花滿溪讓開了,讓傅青竹直面荊不夜,看他急切的模樣,傅青竹不忍心回了話,「我沒事!」

荊不夜先拔劍替她砍斷了繩索,而後盯著她的臉面露憂心,「傅笙,你臉上的傷……」

「再過幾天就會好吧。」傅青竹抖落身上的繩索,「如果傅笙能活到幾天後的話。」

荊不夜目光顫了顫,「你……都知道了?」

「你師父已經告訴我了。」傅笙抬眼瞧著他緊張倉促的模樣,反而笑了笑,「你打算和我動手嗎?」

「我武功不如你。」

不如就不動手?這顯然並不成理由。「師命你可以不听?」

「不能。」

「那你就是要和我動手了?」

「是。師命難違。」

「好,請吧。」傅青竹打算先借機探探他的底。以往師徒之間交手,他都會有所保留,她看得清楚,所以她想知道他盡全力時候能到什麼程度。

「好。」荊不夜緩慢地轉過身去,一步、一步……走得極為遲緩。

他的舉動實在讓傅青竹禁不住懷疑他是在磨蹭什麼,但就在她分心的時候,他突然就回過身,同時他一揮手一片白光飛射而來。

暗器?傅青竹驚疑他竟會有如此舉動,一探手將東西並指接住。紙?「這是什麼?」

「戰帖。我約你七日後決戰。」

「呵……你從哪兒學來的?」傅青竹幾乎被他這一招出其不意地逗笑了。她萬萬沒想到他會用這招來拖延時間。

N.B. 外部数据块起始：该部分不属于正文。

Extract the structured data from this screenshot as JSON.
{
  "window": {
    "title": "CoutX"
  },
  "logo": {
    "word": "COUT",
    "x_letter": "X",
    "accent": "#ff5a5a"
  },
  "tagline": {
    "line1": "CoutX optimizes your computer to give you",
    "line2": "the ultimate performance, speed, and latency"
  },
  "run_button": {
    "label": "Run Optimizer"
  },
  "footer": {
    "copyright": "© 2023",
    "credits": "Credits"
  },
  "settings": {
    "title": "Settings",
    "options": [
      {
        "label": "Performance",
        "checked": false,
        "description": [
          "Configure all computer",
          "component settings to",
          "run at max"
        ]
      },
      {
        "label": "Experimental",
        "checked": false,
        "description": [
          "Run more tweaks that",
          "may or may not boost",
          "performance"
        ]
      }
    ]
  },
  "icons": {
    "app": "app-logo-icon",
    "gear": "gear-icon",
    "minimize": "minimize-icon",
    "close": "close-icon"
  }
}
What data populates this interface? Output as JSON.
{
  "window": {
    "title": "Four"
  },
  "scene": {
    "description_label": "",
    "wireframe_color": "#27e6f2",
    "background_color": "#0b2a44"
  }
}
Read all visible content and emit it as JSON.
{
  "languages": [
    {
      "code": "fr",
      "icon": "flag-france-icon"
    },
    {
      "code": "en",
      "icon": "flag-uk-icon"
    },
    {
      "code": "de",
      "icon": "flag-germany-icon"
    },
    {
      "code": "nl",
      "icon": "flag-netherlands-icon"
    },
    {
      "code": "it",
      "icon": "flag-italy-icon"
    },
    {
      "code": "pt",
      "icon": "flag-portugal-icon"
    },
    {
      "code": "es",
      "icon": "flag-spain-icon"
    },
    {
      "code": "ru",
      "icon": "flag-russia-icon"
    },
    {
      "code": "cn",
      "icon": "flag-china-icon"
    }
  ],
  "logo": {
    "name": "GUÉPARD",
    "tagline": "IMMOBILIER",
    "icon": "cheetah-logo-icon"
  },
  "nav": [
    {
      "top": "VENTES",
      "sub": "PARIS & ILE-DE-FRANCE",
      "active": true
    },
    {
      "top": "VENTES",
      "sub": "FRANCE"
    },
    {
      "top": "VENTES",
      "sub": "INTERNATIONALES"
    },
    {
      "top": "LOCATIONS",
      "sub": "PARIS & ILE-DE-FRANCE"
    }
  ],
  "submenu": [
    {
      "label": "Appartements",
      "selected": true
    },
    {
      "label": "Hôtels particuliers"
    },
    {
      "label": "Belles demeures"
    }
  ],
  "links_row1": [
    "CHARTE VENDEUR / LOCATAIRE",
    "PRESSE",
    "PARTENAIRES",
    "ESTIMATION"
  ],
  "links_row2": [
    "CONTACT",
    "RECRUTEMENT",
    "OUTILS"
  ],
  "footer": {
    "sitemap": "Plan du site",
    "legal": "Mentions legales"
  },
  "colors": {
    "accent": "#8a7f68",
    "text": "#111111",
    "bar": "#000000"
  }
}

「書上。」荊不夜也笑了,眼眸因為微眯而拉長了線條顯得分外好看,「我未歷江湖事,但從一些紀事里了解了不少。」

傅青竹留意到荊不夜的笑容不同尋常,像是得意又像是有幾分算計,她更相信是前者故而沒多說什麼,只道,「好,我應了。」

花滿溪此時插話道,「少門主此舉,恐怕門主不會認同。」

「江湖規矩,下了戰帖就是立了死約,何況戰帖是他主動下的,不夜門不能無信吧。」

花滿溪點頭認同,「既然如此,我想門主也不會反對。少門主,下了戰帖便是您正式的對手,理應尊重,也不該放回牢房,所以,傅笙公子就暫且交由少門主您招待了。」

「好。」荊不夜如釋重負。

傅青竹皺眉盯了花滿溪一眼,她不過墊了個台階花滿溪就搭了個天梯再把她踢下去,這個女人……傅青竹沒來得及表現出多余的氣憤,就被荊不夜自作主張地拉走了。